池塘里,盛放的荷花一束叠着一束羞羞答答地斜倚着,娇嫩的粉红花瓣倒映在水面,水下几条红锦鱼绕着花茎嬉戏。

林蔷随手撒了几颗鱼食,失神地盯着水面良久,说:“还是你们活得好,什么都不用愁。”

这时,前厅忽然传来震响。

林蔷起身,发现是自己的儿子来了。她喜出望外,儿子从来没主动找过她。

“牧则!”她笑着追上去,“我早就和你说了,我们是一家人,住在一起才对嘛,你非要单独搬出去住,留这空荡荡的房子给我,我也住得无趣。这样吧,你听我的,搬过来,我给你爸爸打个电话,让他抽空也回来一趟,我们一家人团——”

沈牧则根本不想听她的话,怒气冲冲地抓住她的手腕质问:“是不是你?”

林蔷脸色一僵:“什么意思?”

沈牧则指尖捏得发白,“你去找她了?”

“她?谁啊?”

“你少跟我装傻。”他紧咬后槽牙,眼白也渐渐爬上红血丝。

“噢——你说的是那个被你从大山里捡回来的破落户。”

沈牧则伸出另一手掐住她的脸,警告她说:“嘴巴放干净点。”

“放手,你给我放手。”林蔷推开他,气恼地说:“这是你和我说话的态度吗?”

“谁让你去找她了!你跟她说了什么?”

“这么紧张干什么,我又不会吃了她。”林蔷不屑地笑道,“说很多遍了,我不是恶婆婆,对我未来的儿媳能做什么,当然是去认识一下,增进增进感情。”

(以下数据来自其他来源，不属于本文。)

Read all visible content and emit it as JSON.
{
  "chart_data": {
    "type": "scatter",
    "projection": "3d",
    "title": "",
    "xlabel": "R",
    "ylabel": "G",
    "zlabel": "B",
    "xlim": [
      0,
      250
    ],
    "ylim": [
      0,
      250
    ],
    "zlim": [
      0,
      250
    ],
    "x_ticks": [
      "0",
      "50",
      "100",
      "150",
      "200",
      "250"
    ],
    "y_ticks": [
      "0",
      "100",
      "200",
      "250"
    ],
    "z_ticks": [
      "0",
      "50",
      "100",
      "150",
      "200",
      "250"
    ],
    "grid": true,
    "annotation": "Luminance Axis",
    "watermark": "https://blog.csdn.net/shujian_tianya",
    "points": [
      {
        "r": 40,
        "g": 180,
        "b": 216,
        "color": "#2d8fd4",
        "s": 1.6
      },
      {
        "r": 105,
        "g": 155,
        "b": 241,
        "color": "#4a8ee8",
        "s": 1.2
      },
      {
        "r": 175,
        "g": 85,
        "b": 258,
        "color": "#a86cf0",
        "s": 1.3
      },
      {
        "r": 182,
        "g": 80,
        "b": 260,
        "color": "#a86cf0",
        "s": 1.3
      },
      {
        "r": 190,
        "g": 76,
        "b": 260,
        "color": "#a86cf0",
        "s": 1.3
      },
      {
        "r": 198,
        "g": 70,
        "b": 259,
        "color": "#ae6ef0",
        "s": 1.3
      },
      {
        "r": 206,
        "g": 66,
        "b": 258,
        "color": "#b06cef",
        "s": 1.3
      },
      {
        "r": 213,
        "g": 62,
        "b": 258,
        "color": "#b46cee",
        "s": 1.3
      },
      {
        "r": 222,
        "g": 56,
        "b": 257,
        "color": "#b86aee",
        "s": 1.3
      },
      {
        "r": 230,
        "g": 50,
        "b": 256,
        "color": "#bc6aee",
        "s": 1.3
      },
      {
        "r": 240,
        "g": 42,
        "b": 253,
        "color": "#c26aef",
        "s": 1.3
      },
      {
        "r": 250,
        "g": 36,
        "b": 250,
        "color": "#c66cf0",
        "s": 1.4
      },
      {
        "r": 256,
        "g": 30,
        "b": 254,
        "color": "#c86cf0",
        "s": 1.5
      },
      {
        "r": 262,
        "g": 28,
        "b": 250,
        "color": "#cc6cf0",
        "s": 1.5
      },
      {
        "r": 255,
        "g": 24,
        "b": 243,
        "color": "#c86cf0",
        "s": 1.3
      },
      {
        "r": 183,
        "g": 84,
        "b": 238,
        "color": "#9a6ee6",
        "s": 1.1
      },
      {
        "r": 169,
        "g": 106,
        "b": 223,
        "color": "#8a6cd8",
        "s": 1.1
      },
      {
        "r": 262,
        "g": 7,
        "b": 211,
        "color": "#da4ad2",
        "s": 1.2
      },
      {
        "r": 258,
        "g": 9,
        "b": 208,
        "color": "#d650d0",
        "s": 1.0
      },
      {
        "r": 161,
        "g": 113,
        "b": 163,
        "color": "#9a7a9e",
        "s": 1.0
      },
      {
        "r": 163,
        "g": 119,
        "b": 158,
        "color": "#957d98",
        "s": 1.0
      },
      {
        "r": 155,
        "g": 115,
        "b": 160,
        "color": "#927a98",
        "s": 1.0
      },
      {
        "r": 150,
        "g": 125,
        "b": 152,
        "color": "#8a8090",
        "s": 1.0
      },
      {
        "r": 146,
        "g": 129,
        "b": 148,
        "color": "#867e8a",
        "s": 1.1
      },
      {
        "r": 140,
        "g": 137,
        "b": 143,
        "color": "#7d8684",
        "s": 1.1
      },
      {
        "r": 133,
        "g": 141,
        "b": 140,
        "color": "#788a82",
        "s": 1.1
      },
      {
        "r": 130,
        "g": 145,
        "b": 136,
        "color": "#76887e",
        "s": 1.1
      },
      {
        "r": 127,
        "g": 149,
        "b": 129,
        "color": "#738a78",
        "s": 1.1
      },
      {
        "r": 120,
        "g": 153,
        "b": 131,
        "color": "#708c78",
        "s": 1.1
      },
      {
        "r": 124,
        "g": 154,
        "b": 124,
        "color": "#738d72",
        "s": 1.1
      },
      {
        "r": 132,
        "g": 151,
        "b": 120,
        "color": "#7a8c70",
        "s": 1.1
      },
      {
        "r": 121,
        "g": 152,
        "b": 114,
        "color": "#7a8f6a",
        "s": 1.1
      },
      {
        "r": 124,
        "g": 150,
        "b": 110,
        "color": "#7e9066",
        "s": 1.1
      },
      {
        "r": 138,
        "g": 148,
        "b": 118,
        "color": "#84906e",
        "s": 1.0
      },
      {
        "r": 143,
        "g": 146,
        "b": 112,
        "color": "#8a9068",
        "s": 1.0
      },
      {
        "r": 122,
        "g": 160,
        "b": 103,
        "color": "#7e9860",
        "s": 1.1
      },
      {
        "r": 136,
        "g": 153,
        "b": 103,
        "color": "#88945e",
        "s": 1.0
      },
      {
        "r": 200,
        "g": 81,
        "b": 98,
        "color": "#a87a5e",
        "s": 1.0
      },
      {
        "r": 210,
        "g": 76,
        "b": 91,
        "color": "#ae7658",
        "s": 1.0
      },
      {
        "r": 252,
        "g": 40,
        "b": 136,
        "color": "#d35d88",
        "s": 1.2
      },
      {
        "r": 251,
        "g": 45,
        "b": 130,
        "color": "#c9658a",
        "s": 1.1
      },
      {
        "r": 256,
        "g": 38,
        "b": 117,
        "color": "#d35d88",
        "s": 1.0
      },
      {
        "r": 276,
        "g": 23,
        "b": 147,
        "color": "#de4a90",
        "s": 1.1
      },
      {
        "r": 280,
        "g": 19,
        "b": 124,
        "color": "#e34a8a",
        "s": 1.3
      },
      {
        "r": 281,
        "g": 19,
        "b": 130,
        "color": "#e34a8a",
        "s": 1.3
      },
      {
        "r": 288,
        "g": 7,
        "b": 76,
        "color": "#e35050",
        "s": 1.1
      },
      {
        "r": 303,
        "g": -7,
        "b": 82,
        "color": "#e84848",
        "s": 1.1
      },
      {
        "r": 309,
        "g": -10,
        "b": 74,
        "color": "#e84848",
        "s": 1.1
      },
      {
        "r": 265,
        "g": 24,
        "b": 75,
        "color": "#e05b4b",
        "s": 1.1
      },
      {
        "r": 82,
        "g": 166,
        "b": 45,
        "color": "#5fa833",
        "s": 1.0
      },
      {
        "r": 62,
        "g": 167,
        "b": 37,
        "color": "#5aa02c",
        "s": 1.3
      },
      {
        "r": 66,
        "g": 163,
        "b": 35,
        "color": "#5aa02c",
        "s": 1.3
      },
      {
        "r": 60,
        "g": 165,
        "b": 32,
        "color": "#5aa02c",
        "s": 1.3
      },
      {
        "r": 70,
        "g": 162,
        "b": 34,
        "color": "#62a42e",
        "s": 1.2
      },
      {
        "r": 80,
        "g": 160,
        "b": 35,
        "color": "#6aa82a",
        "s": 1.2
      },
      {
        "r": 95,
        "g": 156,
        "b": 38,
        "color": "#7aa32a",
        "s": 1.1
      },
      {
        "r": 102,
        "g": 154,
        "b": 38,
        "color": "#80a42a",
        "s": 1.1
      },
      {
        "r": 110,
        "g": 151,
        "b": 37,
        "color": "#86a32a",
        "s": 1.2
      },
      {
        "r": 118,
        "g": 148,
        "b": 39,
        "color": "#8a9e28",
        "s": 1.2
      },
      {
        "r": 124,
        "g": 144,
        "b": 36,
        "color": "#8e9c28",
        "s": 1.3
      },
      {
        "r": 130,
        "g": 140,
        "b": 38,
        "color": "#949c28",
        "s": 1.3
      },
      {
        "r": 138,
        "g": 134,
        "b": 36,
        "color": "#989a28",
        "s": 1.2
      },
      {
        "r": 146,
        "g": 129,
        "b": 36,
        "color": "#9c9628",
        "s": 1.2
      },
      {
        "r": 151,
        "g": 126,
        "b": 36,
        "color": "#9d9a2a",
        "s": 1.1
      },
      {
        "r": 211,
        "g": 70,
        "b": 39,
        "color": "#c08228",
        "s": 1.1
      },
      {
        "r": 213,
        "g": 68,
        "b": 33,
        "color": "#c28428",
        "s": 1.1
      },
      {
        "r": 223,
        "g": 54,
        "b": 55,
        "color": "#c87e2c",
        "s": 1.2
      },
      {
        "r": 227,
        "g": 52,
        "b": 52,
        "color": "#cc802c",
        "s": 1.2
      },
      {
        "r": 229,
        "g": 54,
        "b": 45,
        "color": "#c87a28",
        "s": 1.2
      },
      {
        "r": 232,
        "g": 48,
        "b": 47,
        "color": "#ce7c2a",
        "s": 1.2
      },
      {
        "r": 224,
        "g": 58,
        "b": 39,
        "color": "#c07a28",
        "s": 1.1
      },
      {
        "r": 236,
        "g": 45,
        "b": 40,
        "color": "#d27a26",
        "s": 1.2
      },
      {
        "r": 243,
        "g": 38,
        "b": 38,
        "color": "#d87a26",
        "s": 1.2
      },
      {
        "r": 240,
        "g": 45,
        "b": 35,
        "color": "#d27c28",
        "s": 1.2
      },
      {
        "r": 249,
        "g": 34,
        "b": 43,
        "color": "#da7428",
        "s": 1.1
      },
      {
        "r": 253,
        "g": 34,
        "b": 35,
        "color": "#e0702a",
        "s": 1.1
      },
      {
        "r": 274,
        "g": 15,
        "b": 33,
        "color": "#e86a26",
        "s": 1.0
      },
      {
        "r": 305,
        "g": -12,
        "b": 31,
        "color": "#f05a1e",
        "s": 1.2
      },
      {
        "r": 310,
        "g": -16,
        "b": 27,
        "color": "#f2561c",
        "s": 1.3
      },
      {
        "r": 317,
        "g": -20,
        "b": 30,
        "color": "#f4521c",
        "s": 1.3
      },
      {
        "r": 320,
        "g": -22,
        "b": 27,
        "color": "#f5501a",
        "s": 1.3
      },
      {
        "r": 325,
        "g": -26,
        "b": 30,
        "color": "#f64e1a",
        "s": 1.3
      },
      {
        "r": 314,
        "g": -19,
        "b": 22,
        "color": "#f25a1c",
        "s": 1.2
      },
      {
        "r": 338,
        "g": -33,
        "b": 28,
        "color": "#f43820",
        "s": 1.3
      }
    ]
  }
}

她慢悠悠地躺回池塘边的靠椅上,说:“我不过是去告诉她,能攀上咱们家是她上辈子修来的福分,她以后就是一辈子享福的命了。平日里喝喝茶,浇浇花,养养鱼,多惬意啊,等你未来继承了你爸的公司……”

不等她说完,沈牧则拽住她的脖子,直接将她拉起来,双目猩红地大吼一声:“林蔷!”

“你疯了吗沈牧则,你要杀了我吗?”林蔷呼吸困难地挣扎着。

“你凭什么对她说这些?”

“你放手——”林蔷涨红了脸,脖子上的力道越来越重,呼吸越来越困难,直到视线模糊快要窒息时沈牧则松了手,林蔷虚弱地跪倒在地上喘着粗气。

她的儿子居然对她动手!

怎么会变成这样!

“我……咳咳——”林蔷捂着胸口重重咳嗽,“我也是为了她好,她拖关系从山里一所名字都没听过的破学校转到临江三中是为了什么?不就是不想再过苦日子嘛。说明白点,就是要钱!等她做了富太太,她就有数不完的钱,一步登天做人上人!”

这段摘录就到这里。